Deux médicaments, un problème de santé commun

Une inflammation chronique de faible intensité et des lésions de l’intima des vaisseaux sanguins sont au cœur de nombreuses maladies modernes, notamment le diabète, l’hypertension et les affections allergiques. L’histamine libérée par les cellules immunitaires contribue aux symptômes allergiques et peut aussi favoriser les maladies artérielles. L’azélastine agit en stabilisant ces cellules immunitaires et en bloquant les effets de l’histamine, atténuant ainsi les symptômes allergiques. Le losartan, initialement développé pour abaisser la pression artérielle, réduit la charge sur le cœur et les vaisseaux et atténue également l’inflammation et l’activation plaquettaire. Des études animales suggèrent que l’utilisation conjointe de ces deux médicaments peut améliorer la fonction vasculaire et la glycémie plus que chacun pris isolément, faisant de ce couple une option intéressante pour de futures thérapies combinées.

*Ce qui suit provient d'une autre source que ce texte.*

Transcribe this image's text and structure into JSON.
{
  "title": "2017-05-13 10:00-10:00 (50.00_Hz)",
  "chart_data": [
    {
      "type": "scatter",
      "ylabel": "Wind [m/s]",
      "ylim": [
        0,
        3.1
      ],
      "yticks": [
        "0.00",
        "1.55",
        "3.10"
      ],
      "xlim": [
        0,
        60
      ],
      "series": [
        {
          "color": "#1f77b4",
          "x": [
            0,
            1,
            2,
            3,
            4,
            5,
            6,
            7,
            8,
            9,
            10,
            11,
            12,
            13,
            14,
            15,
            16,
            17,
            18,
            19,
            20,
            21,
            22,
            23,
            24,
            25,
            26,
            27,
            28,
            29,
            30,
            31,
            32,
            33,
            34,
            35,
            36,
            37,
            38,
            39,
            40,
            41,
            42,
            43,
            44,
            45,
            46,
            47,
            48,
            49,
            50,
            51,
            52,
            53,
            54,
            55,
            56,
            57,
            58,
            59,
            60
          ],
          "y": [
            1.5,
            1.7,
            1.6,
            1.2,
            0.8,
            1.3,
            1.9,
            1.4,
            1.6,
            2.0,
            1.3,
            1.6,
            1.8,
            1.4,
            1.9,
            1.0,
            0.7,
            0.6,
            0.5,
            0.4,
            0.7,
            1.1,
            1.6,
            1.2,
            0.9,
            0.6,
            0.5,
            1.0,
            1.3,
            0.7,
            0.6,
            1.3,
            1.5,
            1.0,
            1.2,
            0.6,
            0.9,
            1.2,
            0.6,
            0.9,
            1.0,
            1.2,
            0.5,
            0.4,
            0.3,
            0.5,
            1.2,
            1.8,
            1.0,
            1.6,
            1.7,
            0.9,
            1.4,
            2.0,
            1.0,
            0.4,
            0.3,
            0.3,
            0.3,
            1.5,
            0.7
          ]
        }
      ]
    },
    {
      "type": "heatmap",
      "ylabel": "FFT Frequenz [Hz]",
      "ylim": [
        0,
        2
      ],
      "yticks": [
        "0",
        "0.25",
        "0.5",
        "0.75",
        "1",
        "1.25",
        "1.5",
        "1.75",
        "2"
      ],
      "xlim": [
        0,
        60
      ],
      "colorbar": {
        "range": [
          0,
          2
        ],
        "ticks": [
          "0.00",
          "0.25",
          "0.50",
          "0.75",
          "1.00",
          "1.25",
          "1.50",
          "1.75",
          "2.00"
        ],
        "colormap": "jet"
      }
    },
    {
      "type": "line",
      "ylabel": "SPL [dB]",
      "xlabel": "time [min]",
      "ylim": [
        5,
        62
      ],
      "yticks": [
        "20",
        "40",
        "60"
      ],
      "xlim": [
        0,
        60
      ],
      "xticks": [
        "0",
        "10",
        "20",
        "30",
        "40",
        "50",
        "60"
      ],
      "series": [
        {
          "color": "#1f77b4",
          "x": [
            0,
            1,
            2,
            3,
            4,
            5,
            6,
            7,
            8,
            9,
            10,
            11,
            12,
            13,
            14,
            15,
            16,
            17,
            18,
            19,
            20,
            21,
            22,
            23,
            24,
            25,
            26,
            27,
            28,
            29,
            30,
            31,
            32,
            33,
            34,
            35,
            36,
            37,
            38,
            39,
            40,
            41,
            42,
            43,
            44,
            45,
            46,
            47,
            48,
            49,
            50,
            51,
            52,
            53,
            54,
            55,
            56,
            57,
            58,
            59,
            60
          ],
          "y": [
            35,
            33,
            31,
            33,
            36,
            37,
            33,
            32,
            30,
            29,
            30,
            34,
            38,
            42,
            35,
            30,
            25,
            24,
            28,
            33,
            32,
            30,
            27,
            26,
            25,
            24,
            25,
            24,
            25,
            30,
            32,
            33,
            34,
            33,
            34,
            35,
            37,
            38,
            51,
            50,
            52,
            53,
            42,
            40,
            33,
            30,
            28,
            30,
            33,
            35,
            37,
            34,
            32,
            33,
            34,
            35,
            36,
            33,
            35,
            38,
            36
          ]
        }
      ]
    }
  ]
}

Le défi du suivi des médicaments dans le sang

Pour tester et utiliser en toute sécurité cette combinaison médicamenteuse chez l’humain, les scientifiques doivent être capables de mesurer des quantités très faibles d’azélastine et de losartan dans des échantillons sanguins. Les méthodes analytiques traditionnelles se concentrent souvent sur un seul médicament, nécessitent de nombreux ajustements par essais‑erreurs et utilisent de grands volumes de solvants organiques coûteux et nocifs pour l’environnement. Les auteurs ont cherché à concevoir un test unique et rationalisé capable de séparer et de quantifier les deux médicaments dans le plasma humain avec une grande précision et exactitude, tout en économisant du temps, du solvant et de l’énergie.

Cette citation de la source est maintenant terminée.